Yeh your probably right. I beleive I will be offering something that doesn't already exist and people are crying out for so I could surprise myself. If u do subscription only from your own site I guess you wouldn't get the following from uploading to YouTube/vimeo. Better to have sponsor ads in your series then hey?
 
Just an update.

I've hired the lead talent (so we can shoot promotional stills, create teaser footage, etc...). He's an excellent actor i have worked with before.

The script for the pilot is through second re-write. Probably stable until changes from the table read. Episodes 2 and 3 are thumb nailed, but not fully written.

Settled into a budget of about $3K for the pilot. 8 pages in 3 days. The most leisurely shooting pace we have ever done at sub 3 pages a day.

Full blown pre-production will start first of the year, most likely shooting in early March.
 
interesting idea Gonzo.

Things Iv noticed from tracking others..

Having several episodes in the can before the launch is critical. Several 5 min segments is better then a 25 min long first episode. Just so long as they come quick, like weekly.

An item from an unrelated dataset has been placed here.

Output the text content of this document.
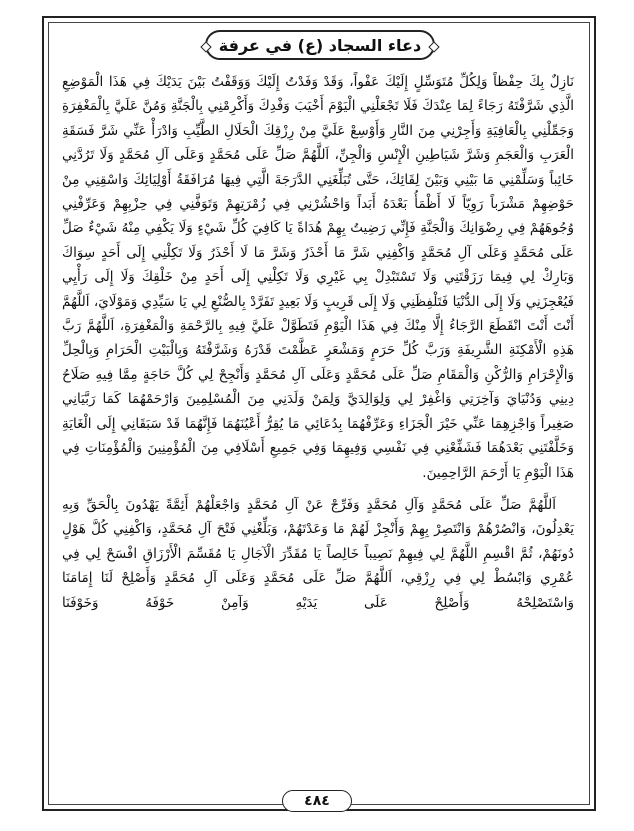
دعاء السجاد (ع) في عرفة

نَازِلٌ بِكَ حِفْظاً وَلِكُلِّ مُتَوَسِّلٍ إِلَيْكَ عَفْواً، وَقَدْ وَفَدْتُ إِلَيْكَ وَوَقَفْتُ بَيْنَ يَدَيْكَ فِي هَذَا الْمَوْضِعِ الَّذِي شَرَّفْتَهُ رَجَاءً لِمَا عِنْدَكَ فَلَا تَجْعَلْنِي الْيَوْمَ أَخْيَبَ وَفْدِكَ وَأَكْرِمْنِي بِالْجَنَّةِ وَمُنَّ عَلَيَّ بِالْمَغْفِرَةِ وَجَمِّلْنِي بِالْعَافِيَةِ وَأَجِرْنِي مِنَ النَّارِ وَأَوْسِعْ عَلَيَّ مِنْ رِزْقِكَ الْحَلَالِ الطَّيِّبِ وَادْرَأْ عَنِّي شَرَّ فَسَقَةِ الْعَرَبِ وَالْعَجَمِ وَشَرَّ شَيَاطِينِ الْإِنْسِ وَالْجِنِّ، اَللَّهُمَّ صَلِّ عَلَى مُحَمَّدٍ وَعَلَى آلِ مُحَمَّدٍ وَلَا تَرُدَّنِي خَائِباً وَسَلِّمْنِي مَا بَيْنِي وَبَيْنَ لِقَائِكَ، حَتَّى تُبَلِّغَنِي الدَّرَجَةَ الَّتِي فِيهَا مُرَافَقَةُ أَوْلِيَائِكَ وَاسْقِنِي مِنْ حَوْضِهِمْ مَشْرَباً رَوِيّاً لَا أَظْمَأُ بَعْدَهُ أَبَداً وَاحْشُرْنِي فِي زُمْرَتِهِمْ وَتَوَفَّنِي فِي حِزْبِهِمْ وَعَرِّفْنِي وُجُوهَهُمْ فِي رِضْوَانِكَ وَالْجَنَّةِ فَإِنِّي رَضِيتُ بِهِمْ هُدَاةً يَا كَافِيَ كُلِّ شَيْءٍ وَلَا يَكْفِي مِنْهُ شَيْءٌ صَلِّ عَلَى مُحَمَّدٍ وَعَلَى آلِ مُحَمَّدٍ وَاكْفِنِي شَرَّ مَا أَحْذَرُ وَشَرَّ مَا لَا أَحْذَرُ وَلَا تَكِلْنِي إِلَى أَحَدٍ سِوَاكَ وَبَارِكْ لِي فِيمَا رَزَقْتَنِي وَلَا تَسْتَبْدِلْ بِي غَيْرِي وَلَا تَكِلْنِي إِلَى أَحَدٍ مِنْ خَلْقِكَ وَلَا إِلَى رَأْيِي فَيُعْجِزَنِي وَلَا إِلَى الدُّنْيَا فَتَلْفِظَنِي وَلَا إِلَى قَرِيبٍ وَلَا بَعِيدٍ تَفَرَّدْ بِالصُّنْعِ لِي يَا سَيِّدِي وَمَوْلَايَ، اَللَّهُمَّ أَنْتَ أَنْتَ انْقَطَعَ الرَّجَاءُ إِلَّا مِنْكَ فِي هَذَا الْيَوْمِ فَتَطَوَّلْ عَلَيَّ فِيهِ بِالرَّحْمَةِ وَالْمَغْفِرَةِ، اَللَّهُمَّ رَبَّ هَذِهِ الْأَمْكِنَةِ الشَّرِيفَةِ وَرَبَّ كُلِّ حَرَمٍ وَمَشْعَرٍ عَظَّمْتَ قَدْرَهُ وَشَرَّفْتَهُ وَبِالْبَيْتِ الْحَرَامِ وَبِالْحِلِّ وَالْإِحْرَامِ وَالرُّكْنِ وَالْمَقَامِ صَلِّ عَلَى مُحَمَّدٍ وَعَلَى آلِ مُحَمَّدٍ وَأَنْجِحْ لِي كُلَّ حَاجَةٍ مِمَّا فِيهِ صَلَاحُ دِينِي وَدُنْيَايَ وَآخِرَتِي وَاغْفِرْ لِي وَلِوَالِدَيَّ وَلِمَنْ وَلَدَنِي مِنَ الْمُسْلِمِينَ وَارْحَمْهُمَا كَمَا رَبَّيَانِي صَغِيراً وَاجْزِهِمَا عَنِّي خَيْرَ الْجَزَاءِ وَعَرِّفْهُمَا بِدُعَائِي مَا يُقِرُّ أَعْيُنَهُمَا فَإِنَّهُمَا قَدْ سَبَقَانِي إِلَى الْغَايَةِ وَخَلَّفْتَنِي بَعْدَهُمَا فَشَفِّعْنِي فِي نَفْسِي وَفِيهِمَا وَفِي جَمِيعِ أَسْلَافِي مِنَ الْمُؤْمِنِينَ وَالْمُؤْمِنَاتِ فِي هَذَا الْيَوْمِ يَا أَرْحَمَ الرَّاحِمِينَ.

اَللَّهُمَّ صَلِّ عَلَى مُحَمَّدٍ وَآلِ مُحَمَّدٍ وَفَرِّجْ عَنْ آلِ مُحَمَّدٍ وَاجْعَلْهُمْ أَئِمَّةً يَهْدُونَ بِالْحَقِّ وَبِهِ يَعْدِلُونَ، وَانْصُرْهُمْ وَانْتَصِرْ بِهِمْ وَأَنْجِزْ لَهُمْ مَا وَعَدْتَهُمْ، وَبَلِّغْنِي فَتْحَ آلِ مُحَمَّدٍ، وَاكْفِنِي كُلَّ هَوْلٍ دُونَهُمْ، ثُمَّ اقْسِمِ اللَّهُمَّ لِي فِيهِمْ نَصِيباً خَالِصاً يَا مُقَدِّرَ الْآجَالِ يَا مُقَسِّمَ الْأَرْزَاقِ افْسَحْ لِي فِي عُمْرِي وَابْسُطْ لِي فِي رِزْقِي، اَللَّهُمَّ صَلِّ عَلَى مُحَمَّدٍ وَعَلَى آلِ مُحَمَّدٍ وَأَصْلِحْ لَنَا إِمَامَنَا وَاسْتَصْلِحْهُ وَأَصْلِحْ عَلَى يَدَيْهِ وَآمِنْ خَوْفَهُ وَخَوْفَنَا

٤٨٤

Also you might interleave BTS and commentary\blog videos.. the idea is that there is something new every time I visit.. maybe new episodes post on Thursdays, on the following Monday you post BTS for the previous Thursdays episode.

Fresh content is the key.

Once you have a "following" you can parlay that into other deals. Maybe "branded content" which is "product placement" writ large..

Maybe you run a couple of shows..
The "Lovecraft serial"
The "Making the serial BTS show"
The "Branded content" show, where you cast and crew are paid to make short "scary movies" for specific advertisers. Picture BMW having you make a chase scene through hell.. or something like that.


In summation: The overall idea is that the "serial" is free to view, but only on your web page. This gets you eyes on your web site and your fresh content keeps those eyes coming back. Once you have a following and have proven ability to deliver, you have something to sell, not to users, but to advertisers! And since what you want to do is make money making movies, you want those advertisers to PAY you to make the short films that you want to make.
 
Going outside of Major Hubs takes years of audience cultivating, and may not be worth the added expense (time and money).

If you are not planning on sticking with it for more than a few months, the efficient option is to go through established channels for the content you're creating.

Just a heads up. =D
 
"Once you have a "following" you can parlay that into other deals."

This is where I'm leaning. As much as anything, the hope is merely to at some point not too far in being able to monetize it to the point that it's self sustaining. The main goal is exposure. It's really all about an alternate path to the film festival route. You can't hit the lottery if you don't buy a ticket. You probably still won't hit it, but .001% chance is still better than 0% chance.

Step 1: Collect underpants
Step 2: .....
Step 3: Profits!

Also, not to derail my own thread, but I got my first review for 109.